A common example is a project that spans an API repo, a front end repo, and a mobile repo. If you're responsible for delivery, you want to be able to answer questions like "How much work is left to deliver the FooBar feature", or "Show me all the tickets assigned to Joe". To answer these, you must see issues from multiple repos rolled up into a single view.
Then, when you change the API, you don't have to create 3 pull requests across 3 repos, just ONE pull request and teams can review all the changes together.
And your problem of searching for issues assigned to one person across multiple repos is not a problem any more.

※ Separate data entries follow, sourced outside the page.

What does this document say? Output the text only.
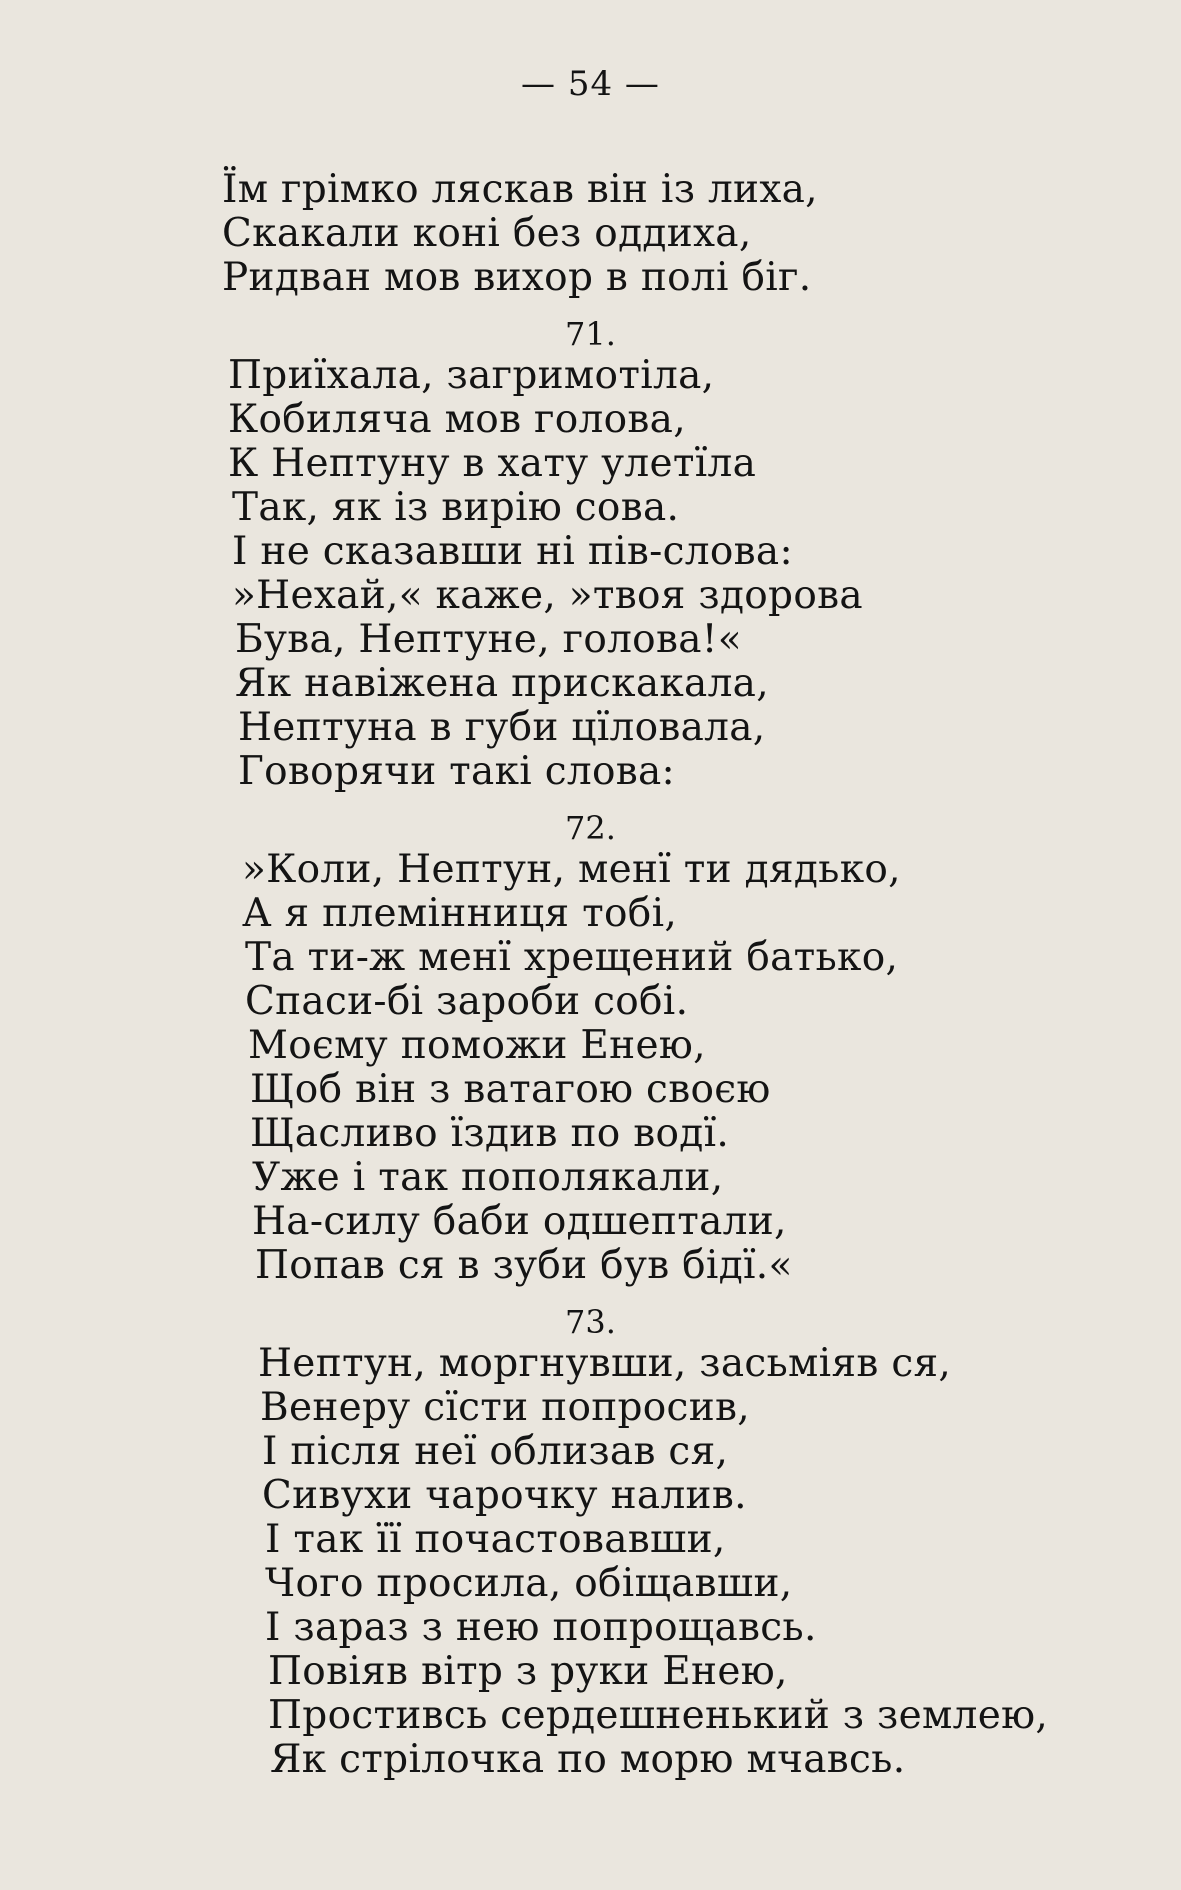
— 54 —
Їм грімко ляскав він із лиха,
Скакали коні без оддиха,
Ридван мов вихор в полі біг.
71.
Приїхала, загримотіла,
Кобиляча мов голова,
К Нептуну в хату улетїла
Так, як із вирію сова.
І не сказавши ні пів-слова:
»Нехай,« каже, »твоя здорова
Бува, Нептуне, голова!«
Як навіжена прискакала,
Нептуна в губи цїловала,
Говорячи такі слова:
72.
»Коли, Нептун, менї ти дядько,
А я племінниця тобі,
Та ти-ж менї хрещений батько,
Спаси-бі зароби собі.
Моєму поможи Енею,
Щоб він з ватагою своєю
Щасливо їздив по водї.
Уже і так пополякали,
На-силу баби одшептали,
Попав ся в зуби був бідї.«
73.
Нептун, моргнувши, засьміяв ся,
Венеру сїсти попросив,
І після неї облизав ся,
Сивухи чарочку налив.
І так її почастовавши,
Чого просила, обіщавши,
І зараз з нею попрощавсь.
Повіяв вітр з руки Енею,
Простивсь сердешненький з землею,
Як стрілочка по морю мчавсь.
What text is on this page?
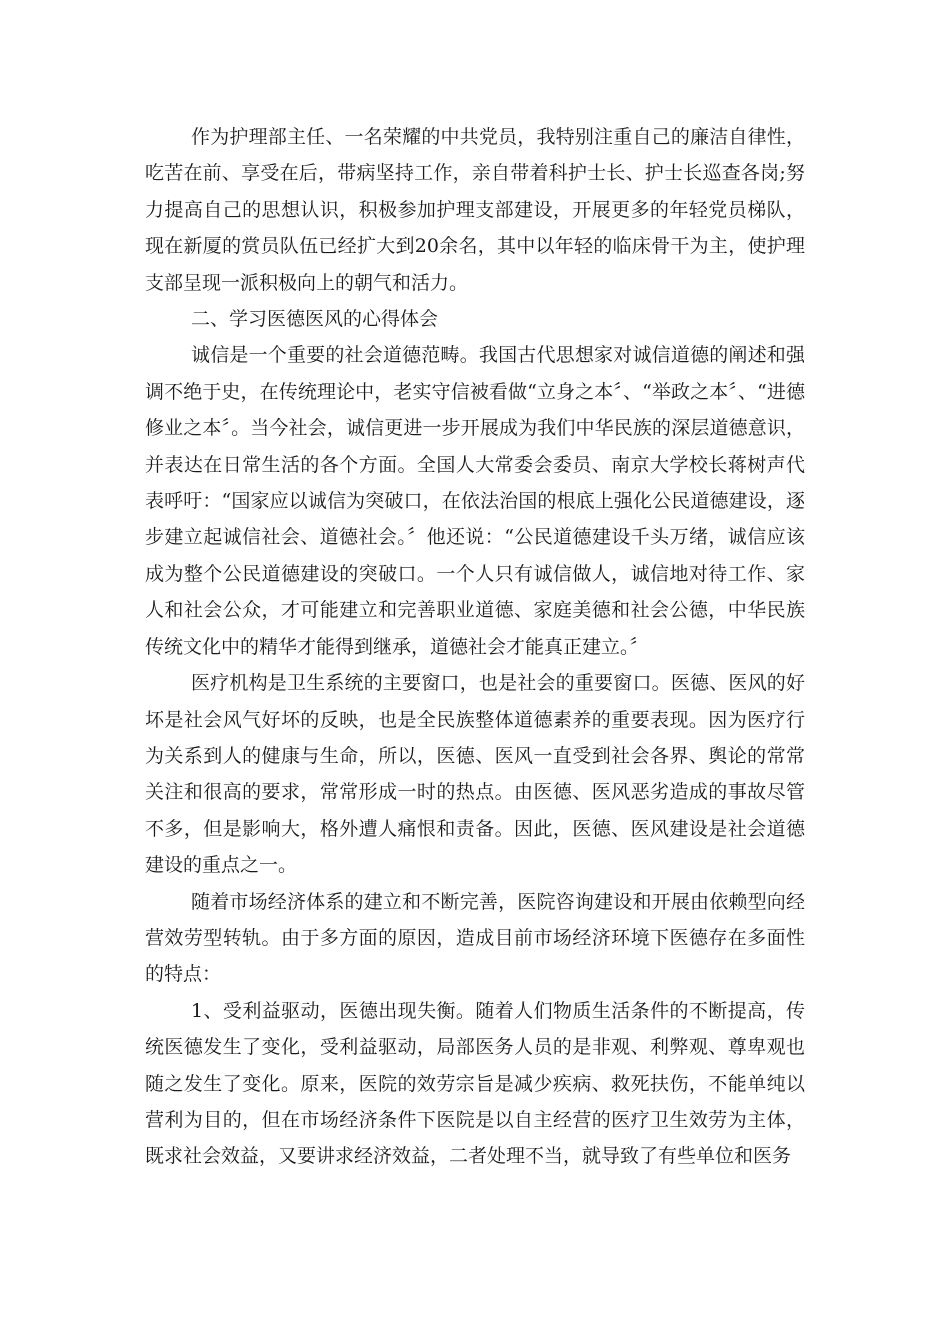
作为护理部主任、一名荣耀的中共党员，我特别注重自己的廉洁自律性，吃苦在前、享受在后，带病坚持工作，亲自带着科护士长、护士长巡查各岗;努力提高自己的思想认识，积极参加护理支部建设，开展更多的年轻党员梯队，现在新厦的赏员队伍已经扩大到20余名，其中以年轻的临床骨干为主，使护理支部呈现一派积极向上的朝气和活力。

二、学习医德医风的心得体会

诚信是一个重要的社会道德范畴。我国古代思想家对诚信道德的阐述和强调不绝于史，在传统理论中，老实守信被看做“立身之本〞、“举政之本〞、“进德修业之本〞。当今社会，诚信更进一步开展成为我们中华民族的深层道德意识，并表达在日常生活的各个方面。全国人大常委会委员、南京大学校长蒋树声代表呼吁：“国家应以诚信为突破口，在依法治国的根底上强化公民道德建设，逐步建立起诚信社会、道德社会。〞他还说：“公民道德建设千头万绪，诚信应该成为整个公民道德建设的突破口。一个人只有诚信做人，诚信地对待工作、家人和社会公众，才可能建立和完善职业道德、家庭美德和社会公德，中华民族传统文化中的精华才能得到继承，道德社会才能真正建立。〞

医疗机构是卫生系统的主要窗口，也是社会的重要窗口。医德、医风的好坏是社会风气好坏的反映，也是全民族整体道德素养的重要表现。因为医疗行为关系到人的健康与生命，所以，医德、医风一直受到社会各界、舆论的常常关注和很高的要求，常常形成一时的热点。由医德、医风恶劣造成的事故尽管不多，但是影响大，格外遭人痛恨和责备。因此，医德、医风建设是社会道德建设的重点之一。

随着市场经济体系的建立和不断完善，医院咨询建设和开展由依赖型向经营效劳型转轨。由于多方面的原因，造成目前市场经济环境下医德存在多面性的特点：

1、受利益驱动，医德出现失衡。随着人们物质生活条件的不断提高，传统医德发生了变化，受利益驱动，局部医务人员的是非观、利弊观、尊卑观也随之发生了变化。原来，医院的效劳宗旨是减少疾病、救死扶伤，不能单纯以营利为目的，但在市场经济条件下医院是以自主经营的医疗卫生效劳为主体，既求社会效益，又要讲求经济效益，二者处理不当，就导致了有些单位和医务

There are already many good examples of managing multiple modules inside one repo:
Another one is where we have forks of libraries with minor patches to suit our needs.
Spinnaker is comprised of a bunch of quasi-independent microservices, designed to work together. I don't think it would necessarily make sense to have them all in the same repo, when they could be swapped out or even used separately in another project.
But yes, someone, please make something that kills JIRA as soon as possible.
For example, if they allowed repo projects to reference issues in other repos, that would you get you 99% of the way there. You could start a single meta-repository that referenced as many repo-specific issues as you cared to consider.